The class is not very structured. The teacher kept asking us how we prefer to learn? She handed out a vocabulary list with not very many words on it-- but all of the spelling were transliterations. I asked whether the transliterations were consistent (like the Pinyin in Mandarin) and always spelled the same way. Apparently they aren't. Several books spell the same word several ways.
I asked about the alphabet (Devanagari) and how long it would take to learn it. One thing we always said in any of the Mandarin courses I've taken over the years is "If it had an alphabet, reading this would be so much easier." Hindi is character-based, and I thought we would probably do okay learning to read it--despite how difficult it might look. If children could learn using Devanagari, surely we could too. We spent the second half of the class writing 6 of the letters and learning how to pronounce them. It actually is a lot harder than it looks.
Anyway, we'll see how this goes.

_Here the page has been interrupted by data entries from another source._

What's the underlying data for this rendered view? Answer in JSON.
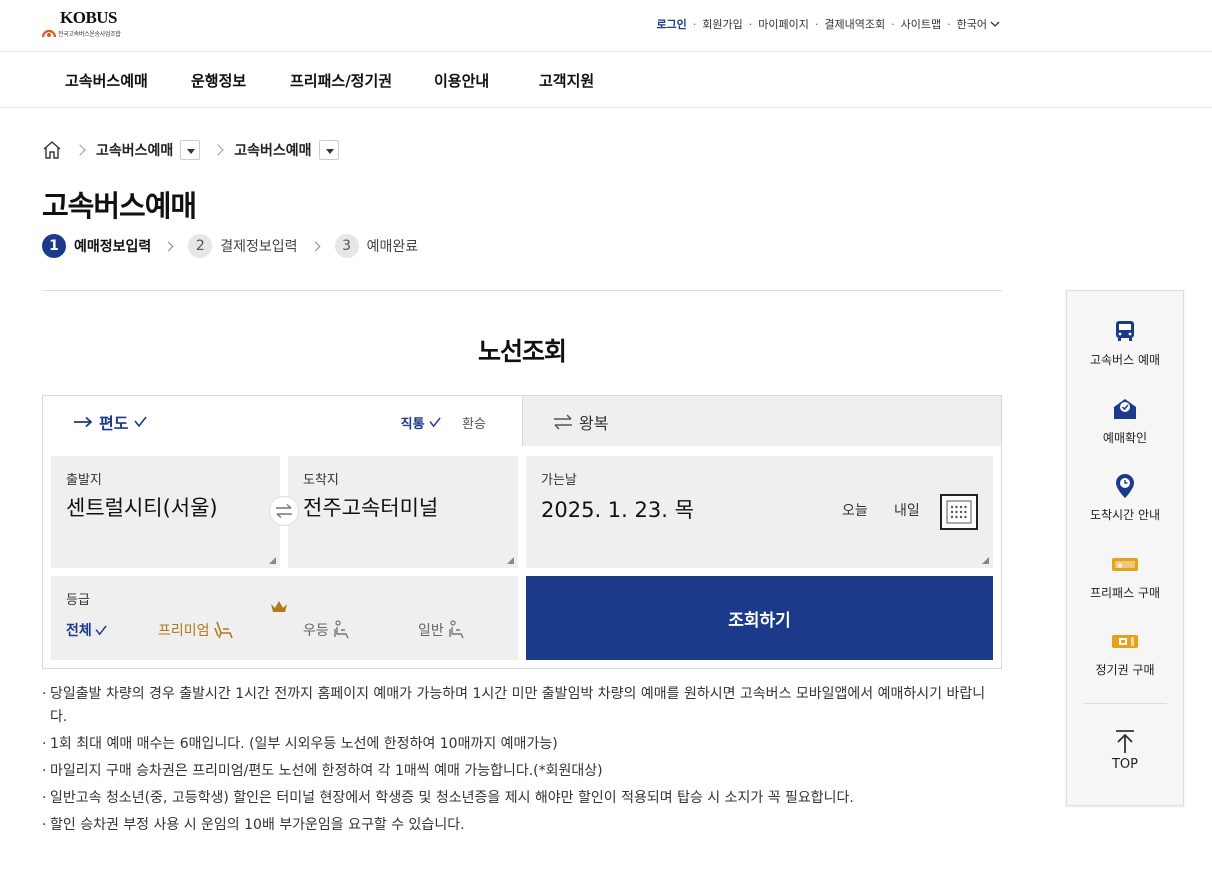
{
  "logo": {
    "brand": "KOBUS",
    "subtitle": "전국고속버스운송사업조합"
  },
  "utility": {
    "items": [
      "로그인",
      "회원가입",
      "마이페이지",
      "결제내역조회",
      "사이트맵"
    ],
    "language": "한국어"
  },
  "gnb": [
    "고속버스예매",
    "운행정보",
    "프리패스/정기권",
    "이용안내",
    "고객지원"
  ],
  "breadcrumb": [
    "고속버스예매",
    "고속버스예매"
  ],
  "page_title": "고속버스예매",
  "steps": [
    {
      "num": "1",
      "label": "예매정보입력"
    },
    {
      "num": "2",
      "label": "결제정보입력"
    },
    {
      "num": "3",
      "label": "예매완료"
    }
  ],
  "section_title": "노선조회",
  "trip": {
    "oneway": "편도",
    "roundtrip": "왕복",
    "direct": "직통",
    "transfer": "환승"
  },
  "departure": {
    "label": "출발지",
    "value": "센트럴시티(서울)"
  },
  "arrival": {
    "label": "도착지",
    "value": "전주고속터미널"
  },
  "date": {
    "label": "가는날",
    "value": "2025. 1. 23. 목",
    "today": "오늘",
    "tomorrow": "내일"
  },
  "grade": {
    "label": "등급",
    "options": [
      "전체",
      "프리미엄",
      "우등",
      "일반"
    ]
  },
  "search_button": "조회하기",
  "notices": [
    "당일출발 차량의 경우 출발시간 1시간 전까지 홈페이지 예매가 가능하며 1시간 미만 출발임박 차량의 예매를 원하시면 고속버스 모바일앱에서 예매하시기 바랍니다.",
    "1회 최대 예매 매수는 6매입니다. (일부 시외우등 노선에 한정하여 10매까지 예매가능)",
    "마일리지 구매 승차권은 프리미엄/편도 노선에 한정하여 각 1매씩 예매 가능합니다.(*회원대상)",
    "일반고속 청소년(중, 고등학생) 할인은 터미널 현장에서 학생증 및 청소년증을 제시 해야만 할인이 적용되며 탑승 시 소지가 꼭 필요합니다.",
    "할인 승차권 부정 사용 시 운임의 10배 부가운임을 요구할 수 있습니다."
  ],
  "quick_menu": [
    {
      "label": "고속버스 예매",
      "icon": "bus-icon"
    },
    {
      "label": "예매확인",
      "icon": "ticket-check-icon"
    },
    {
      "label": "도착시간 안내",
      "icon": "location-clock-icon"
    },
    {
      "label": "프리패스 구매",
      "icon": "freepass-ticket-icon"
    },
    {
      "label": "정기권 구매",
      "icon": "season-ticket-icon"
    }
  ],
  "top_button": "TOP",
  "colors": {
    "primary": "#1c3a8a",
    "premium": "#b07a18",
    "panel": "#efefef"
  }
}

This doesn't look like an intensive course, but it's a start.
What will it look like after?
Like a lot of people, I'm really concerned with how the technology market is going to look in the next year. While, at this moment-- with all that is going on in the financial sector, I still have colleagues that tell me that we should probably not be affected at all. But that's a crock. We're all going to be affected.
When the tech bubble burst in the early part of this decade, it nearly coincided with the release of the .Net framework. For some of us VB5/6-ers, it was a big learning curve and our companies didn't want to pay for it. Those who were really committed, spent their home hours writing messy demo application to get to grips the technology. When .Net open source projects like DotNetNuke became available, we got to see how others coded as well. At this time, a friend and former mentor of mine said, "this is when a lot of programmers will go off to be accountants or something." They did (however, it was more a move into project management than accounting). But a lot of people never really recovered.
The benefit of the bubble bursting was that it did thin out the professional developer industry. Those of us who wanted to stay in it, had to work harder to prove we were worthy and do more than was listed on our job descriptions. The moonlighting web designer (or "Web Masters"-- with their white font on tiled-gif background along with their enormous third-party hit counters) started to fade from existence.
Now, we are about to see upheaval again. When it really hits the fan in the next few months, contractors will feel it first, but permanent employees will be affected too. Those of us who will be let go, will be let go into a buyers market. It will even cause us to ask, "Do I jump (leave) before I am pushed (let go)?"
But the complacency of employment, I believe, has to end now. Save and study.